As a freshman in college, I remember being introduced to an organization, Students for Education Reform (SFER, pronounced S-Fer). I instantly signed up because right there, in that moment, I was standing up for what I believed in. I discovered that there was a shocking power in my voice.
With SFER, I became involved in my community. I recall joining SFER and learning about the many obstacles that my community continuously encounters, specifically, the educational system that continues to create inequities and disparities that continue to fail students of color like me. I was overwhelmed by so much information and new knowledge. I was also overwhelmed by this new found sense of agency and purpose. I had found my passion and that was to serve my people and community, for it fulfilled me in ways nothing ever had. Education became, not my ticket out of my neighborhood, but a way to become educated and knowledgeable in order to advocate for the rights of my community.
History of Students Fighting For Better Schools One of the many things I learned as a freshman in college was the amazing mobilization that impacted the way I felt about myself for years to come. I learned about the 1968 East L.A walkouts and I was immediately astonished and empowered by the mobilization of students, Mexican American Chicano/a students! Students who looked like me, students who demanded more Latino teachers—who imperatively became mentors during my high school experience—and administrators; smaller class sizes, better facilities, and the inclusion of Mexican American history in textbooks. As a student, this made all the difference. I didn’t feel alone, I felt like I had a community to fall back on, a community that understood my struggle.
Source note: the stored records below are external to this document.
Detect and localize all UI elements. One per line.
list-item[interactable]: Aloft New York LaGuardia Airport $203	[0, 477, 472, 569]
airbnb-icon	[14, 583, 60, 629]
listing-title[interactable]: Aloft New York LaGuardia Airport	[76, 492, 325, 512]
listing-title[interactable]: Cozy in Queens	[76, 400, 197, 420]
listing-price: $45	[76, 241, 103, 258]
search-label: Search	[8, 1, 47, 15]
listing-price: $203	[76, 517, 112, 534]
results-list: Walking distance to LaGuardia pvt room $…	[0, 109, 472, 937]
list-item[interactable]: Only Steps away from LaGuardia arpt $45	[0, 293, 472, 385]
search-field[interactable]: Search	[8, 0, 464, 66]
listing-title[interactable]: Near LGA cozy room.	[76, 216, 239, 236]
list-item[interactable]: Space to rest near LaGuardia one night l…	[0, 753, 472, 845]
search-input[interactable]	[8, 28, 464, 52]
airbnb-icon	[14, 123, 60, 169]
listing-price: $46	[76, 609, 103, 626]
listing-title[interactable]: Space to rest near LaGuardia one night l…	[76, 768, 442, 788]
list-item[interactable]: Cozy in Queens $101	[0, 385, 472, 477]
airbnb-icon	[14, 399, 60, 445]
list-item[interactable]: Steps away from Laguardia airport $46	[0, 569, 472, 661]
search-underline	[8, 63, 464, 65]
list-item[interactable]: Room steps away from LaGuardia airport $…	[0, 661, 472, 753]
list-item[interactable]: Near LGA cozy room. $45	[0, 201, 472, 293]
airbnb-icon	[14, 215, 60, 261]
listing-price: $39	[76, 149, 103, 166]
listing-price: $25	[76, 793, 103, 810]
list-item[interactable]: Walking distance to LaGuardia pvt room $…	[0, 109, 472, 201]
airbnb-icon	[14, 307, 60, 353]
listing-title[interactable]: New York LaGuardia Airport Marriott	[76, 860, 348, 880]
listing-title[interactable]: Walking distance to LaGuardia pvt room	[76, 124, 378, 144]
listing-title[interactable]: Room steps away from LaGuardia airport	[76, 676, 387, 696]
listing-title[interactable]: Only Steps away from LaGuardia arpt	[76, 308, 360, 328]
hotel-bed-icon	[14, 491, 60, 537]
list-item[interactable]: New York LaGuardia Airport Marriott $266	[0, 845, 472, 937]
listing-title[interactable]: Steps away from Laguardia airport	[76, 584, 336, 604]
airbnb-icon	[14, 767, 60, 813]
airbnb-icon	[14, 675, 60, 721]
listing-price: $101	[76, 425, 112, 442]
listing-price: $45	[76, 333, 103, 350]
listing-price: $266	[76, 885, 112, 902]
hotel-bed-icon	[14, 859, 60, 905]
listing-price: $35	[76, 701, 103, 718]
Many will say that the East L.A walkouts had no significant impact for students in communities of color, but on the contrary, although we currently see similar entrenched prejudice in the educational system the East L.A walkouts allowed for students like myself to be empowered, to claim our right to an education, our right to be in certain spaces that were not meant for us and that we are often times not wanted in.
Learning From Our Legends This weekend, the Students for Education Reform regional summit here in Los Angeles, hosted two inspirational individuals took part in the East L.A walkouts and the student struggle for educational equity: Mayor Antonio Villaraigosa and Robert “Bobby” Verdugo. During this past weekend, their presence meant far more to us than what was apparent. Mayor Villaraigosa has constantly advocated and set high expectations accompanied by high support to serve all children despite their background. It was empowering to see him speak about the community he serves so passionately.
He made it clear that the job of the first is not to boast about his/her successes and accomplishments, but to deeply understand that it is important to have others succeeding with you. We have to maintain the door open and pave the way for others coming after us. Of course, his story resonated with so many of us, and personally, his story resonates with mine. I had immediate flashbacks of the inequities I faced and continue to face, the experiences and adversity that made me who I am and the untapped unsuspected strengths I have discovered.
Having Robert “Bobby” Verdugo as our second speaker inspired us all to continue to advocate for all students. It reminded us that the current system is not working for students of color. The system is failing us and we are often shamed and rejected for it.
Both speakers were part of the East L.A walkouts and Student Power struggles of the 60’s and 70’s and we were reminded of the importance of having student voices at the forefront of education reform. The East L.A walkouts allowed us to gain a political consciousness and ability to protest for what we believe is our right, for we can no longer be bystanders. It’s learning who we are, its learning who we should be, it’s knowing that the work that we do now will impact children’s lives in a positive way for years to come.
We Are Student Leaders Now & We Must Continue to Organize for Education Justice
As students, we realize that we can advocate for ourselves and surpass any obstacles. We have gained courage and bravery. No matter our path or profession, we will continue to be activists. We are empowered. We have a voice and we are not afraid to use it. Students like myself have found vested interest, dedication, and personal motivation to continue to fight for educational justice. No one can ever invalidate my experiences, look down on me, shame me, or make me feel less than what I am. You can no longer deny my presence and my existence. I am empowered. This is no longer about me. This is about the students who come after me. Brown is beautiful, it’s empowering, it means struggle. I’ve said this before and I will continue to do so: Education is the difference between the life and death of so many students in my community. We are the future leaders, and if I succeed and other students that look like me don’t, where is my true success there?